Stop Trashing Lance Armstrong
People need to quit hating Lance Armstrong so much and remember all the good he did for humanity.
There was a time in this country not so long ago when you couldn’t take two steps without seeing one of those little, yellow bracelets his foundation sold. All those wrist-bands led to millions being generated for individuals fighting cancer and spawned a copy-cat cornucopia of colorful bracelets that raised money for other worthwhile causes.
Not to mention all the inspiration the now-discredited and stripped seven-time Tour de France champion gave cancer patients. Anybody who got that terrible diagnosis back then could look to Armstrong as a beacon of hope. Around the world, he represented the reality that cancer did not necessarily have to be a death sentence. Far from it, you could bounce back and achieve greatness.
Between 1997-2012, the Lance Armstrong Foundation raised $470 million and helped 2.5 million cancer survivors with free patient navigation services, according to a 2012 report in Forbes. In 2012, the year before Armstrong finally came clean about his doping in an interview with Oprah Winfrey, there were more than 1,000 grassroots Livestrong Day events held in 65 countries annually to support the cancer battle, Forbes reported.
This man made a positive difference in so many lives. Cancer survivor Kurt Badenhausen put it best when he wrote in 2012: “Was it all a lie? Who cares. Cheater or not, has any athlete done more with their fame than Lance Armstrong did to benefit other people?”
Lance Armstrong did have an aggressive form of testicular cancer nearly 25 years ago. Doctors did give him a 40 percent chance of survival. He did undergo four rounds of chemotherapy, as well as brain surgery and another surgery to remove a testicle.
And he did come back from all that to cross the finish line first seven straight years in the Tour de France, against a field of riders who weren’t exactly on the up-and-up themselves. All these things happened. That is real.
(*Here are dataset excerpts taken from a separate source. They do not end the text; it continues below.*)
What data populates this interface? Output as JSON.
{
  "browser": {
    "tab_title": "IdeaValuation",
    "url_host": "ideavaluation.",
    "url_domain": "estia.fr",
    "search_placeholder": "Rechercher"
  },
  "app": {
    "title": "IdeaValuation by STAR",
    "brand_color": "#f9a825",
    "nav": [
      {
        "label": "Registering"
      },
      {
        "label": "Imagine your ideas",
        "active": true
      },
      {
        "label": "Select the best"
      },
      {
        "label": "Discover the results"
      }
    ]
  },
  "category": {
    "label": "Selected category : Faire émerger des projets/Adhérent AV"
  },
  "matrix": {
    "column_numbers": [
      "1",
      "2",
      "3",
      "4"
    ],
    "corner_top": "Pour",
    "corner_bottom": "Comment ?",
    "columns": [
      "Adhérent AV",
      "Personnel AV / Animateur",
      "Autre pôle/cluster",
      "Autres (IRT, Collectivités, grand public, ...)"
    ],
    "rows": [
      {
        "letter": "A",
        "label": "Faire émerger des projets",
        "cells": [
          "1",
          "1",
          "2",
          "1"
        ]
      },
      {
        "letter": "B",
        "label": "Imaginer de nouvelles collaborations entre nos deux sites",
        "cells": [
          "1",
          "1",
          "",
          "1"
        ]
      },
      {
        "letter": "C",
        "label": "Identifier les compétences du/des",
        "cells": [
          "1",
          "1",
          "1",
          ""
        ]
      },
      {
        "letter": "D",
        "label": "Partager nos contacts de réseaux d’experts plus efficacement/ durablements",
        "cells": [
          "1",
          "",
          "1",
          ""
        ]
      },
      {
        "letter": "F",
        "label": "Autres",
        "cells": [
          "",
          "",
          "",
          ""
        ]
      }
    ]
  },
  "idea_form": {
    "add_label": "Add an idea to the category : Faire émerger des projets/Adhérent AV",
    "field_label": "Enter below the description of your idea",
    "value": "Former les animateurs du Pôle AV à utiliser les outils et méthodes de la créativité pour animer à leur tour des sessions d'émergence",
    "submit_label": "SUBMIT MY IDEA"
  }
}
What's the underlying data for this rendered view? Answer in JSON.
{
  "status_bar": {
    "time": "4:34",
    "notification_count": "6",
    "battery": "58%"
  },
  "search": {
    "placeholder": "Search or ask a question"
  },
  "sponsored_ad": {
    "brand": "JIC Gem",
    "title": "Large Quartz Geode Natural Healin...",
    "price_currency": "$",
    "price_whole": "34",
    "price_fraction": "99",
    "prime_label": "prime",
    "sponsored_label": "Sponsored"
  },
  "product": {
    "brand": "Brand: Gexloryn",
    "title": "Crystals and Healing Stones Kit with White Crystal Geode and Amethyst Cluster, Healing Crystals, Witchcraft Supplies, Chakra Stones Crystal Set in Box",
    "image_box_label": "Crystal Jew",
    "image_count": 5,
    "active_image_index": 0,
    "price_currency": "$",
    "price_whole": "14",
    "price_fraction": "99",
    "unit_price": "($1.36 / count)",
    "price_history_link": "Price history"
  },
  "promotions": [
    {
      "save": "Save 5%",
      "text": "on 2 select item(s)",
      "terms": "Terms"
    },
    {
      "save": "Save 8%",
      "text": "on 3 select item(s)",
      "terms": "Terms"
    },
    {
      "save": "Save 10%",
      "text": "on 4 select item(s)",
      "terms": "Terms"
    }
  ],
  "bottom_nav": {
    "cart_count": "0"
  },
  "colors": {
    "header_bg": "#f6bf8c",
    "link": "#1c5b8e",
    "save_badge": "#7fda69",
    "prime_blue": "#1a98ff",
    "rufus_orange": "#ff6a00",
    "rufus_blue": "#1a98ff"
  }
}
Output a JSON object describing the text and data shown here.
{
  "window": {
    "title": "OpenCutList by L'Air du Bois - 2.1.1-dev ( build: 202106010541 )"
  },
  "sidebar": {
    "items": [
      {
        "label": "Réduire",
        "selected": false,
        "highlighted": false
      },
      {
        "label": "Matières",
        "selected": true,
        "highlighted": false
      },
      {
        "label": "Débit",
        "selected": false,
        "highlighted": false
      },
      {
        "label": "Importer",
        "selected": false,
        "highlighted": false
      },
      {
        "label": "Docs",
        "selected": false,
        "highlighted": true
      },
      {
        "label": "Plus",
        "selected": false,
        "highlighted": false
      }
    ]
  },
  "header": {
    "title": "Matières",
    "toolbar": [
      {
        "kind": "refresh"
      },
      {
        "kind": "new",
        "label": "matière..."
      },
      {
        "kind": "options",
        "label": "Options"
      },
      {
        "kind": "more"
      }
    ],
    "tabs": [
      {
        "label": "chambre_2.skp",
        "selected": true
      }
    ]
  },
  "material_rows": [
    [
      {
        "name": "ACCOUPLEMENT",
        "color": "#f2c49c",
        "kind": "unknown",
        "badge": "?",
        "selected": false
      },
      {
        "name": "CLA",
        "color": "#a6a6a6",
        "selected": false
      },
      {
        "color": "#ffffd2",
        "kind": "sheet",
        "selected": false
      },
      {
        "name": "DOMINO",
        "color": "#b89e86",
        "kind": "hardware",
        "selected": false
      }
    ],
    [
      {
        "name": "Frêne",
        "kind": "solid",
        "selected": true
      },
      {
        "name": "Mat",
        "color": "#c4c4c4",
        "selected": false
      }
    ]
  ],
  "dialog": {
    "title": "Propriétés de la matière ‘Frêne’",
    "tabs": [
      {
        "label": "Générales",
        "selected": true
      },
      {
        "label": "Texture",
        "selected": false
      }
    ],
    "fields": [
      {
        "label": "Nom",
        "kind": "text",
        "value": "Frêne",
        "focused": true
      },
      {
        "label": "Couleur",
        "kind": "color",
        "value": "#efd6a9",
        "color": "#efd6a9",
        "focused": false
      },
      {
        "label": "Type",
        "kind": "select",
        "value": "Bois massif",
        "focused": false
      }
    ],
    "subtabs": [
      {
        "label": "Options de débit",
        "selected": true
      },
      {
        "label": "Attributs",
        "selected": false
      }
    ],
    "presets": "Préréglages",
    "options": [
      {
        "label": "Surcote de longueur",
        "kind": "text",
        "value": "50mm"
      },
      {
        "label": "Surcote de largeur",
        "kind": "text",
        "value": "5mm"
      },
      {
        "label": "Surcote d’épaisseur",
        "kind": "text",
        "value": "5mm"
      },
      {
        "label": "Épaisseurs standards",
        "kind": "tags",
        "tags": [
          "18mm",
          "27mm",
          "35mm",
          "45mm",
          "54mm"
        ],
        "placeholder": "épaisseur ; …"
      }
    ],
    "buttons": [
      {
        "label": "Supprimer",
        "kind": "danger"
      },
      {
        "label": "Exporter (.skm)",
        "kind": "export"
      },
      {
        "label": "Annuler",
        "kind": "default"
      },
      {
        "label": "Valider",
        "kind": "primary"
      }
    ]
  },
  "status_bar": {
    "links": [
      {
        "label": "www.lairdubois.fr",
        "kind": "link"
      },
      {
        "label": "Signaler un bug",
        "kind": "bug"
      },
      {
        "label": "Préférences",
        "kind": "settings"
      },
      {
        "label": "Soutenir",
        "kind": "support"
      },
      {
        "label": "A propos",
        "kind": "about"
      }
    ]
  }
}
The fact is, people wanted to believe the Lance Armstrong legend so much that they created a kind of cognitive dissonance that defied logic or reason surrounding his accomplishments. At the time Armstrong was winning one race after another, all his top competitors were testing positive and getting suspended for doping.
How could it be possible that the one clean athlete was consistently beating all the cheaters? Anybody who could analytically look at what was happening had to know Armstrong wasn’t playing by the rules. People in the United States willfully ignored the obvious, because the story was so great and he was a hero to so many. We wanted to believe.
Even in France, where nobody thought Armstrong’s accomplishments were legitimate, he was still respected.
“Armstrong is great, even if he is doping,” a French friend once told me, years before the cyclist was exposed.
Don’t get me wrong. Armstrong did a lot of horrible things to people to keep the myth going. He aggressively perpetrated the lie and only came clean after the U.S. Anti-Doping Agency forced his hand. We have to ask ourselves: Did the ends justify the means?
For me, if we could raise enough money to find a cure for cancer, or go back to aiding countless people fight the disease, and the deal is we have to allow one sophisticated jerk with a good comeback story cheat to win a bunch of bicycle races, it seems like a decent trade-off despite all the collateral damage.
I’m fairly certain all those cancer patients who were helped during that 15-year span would agree.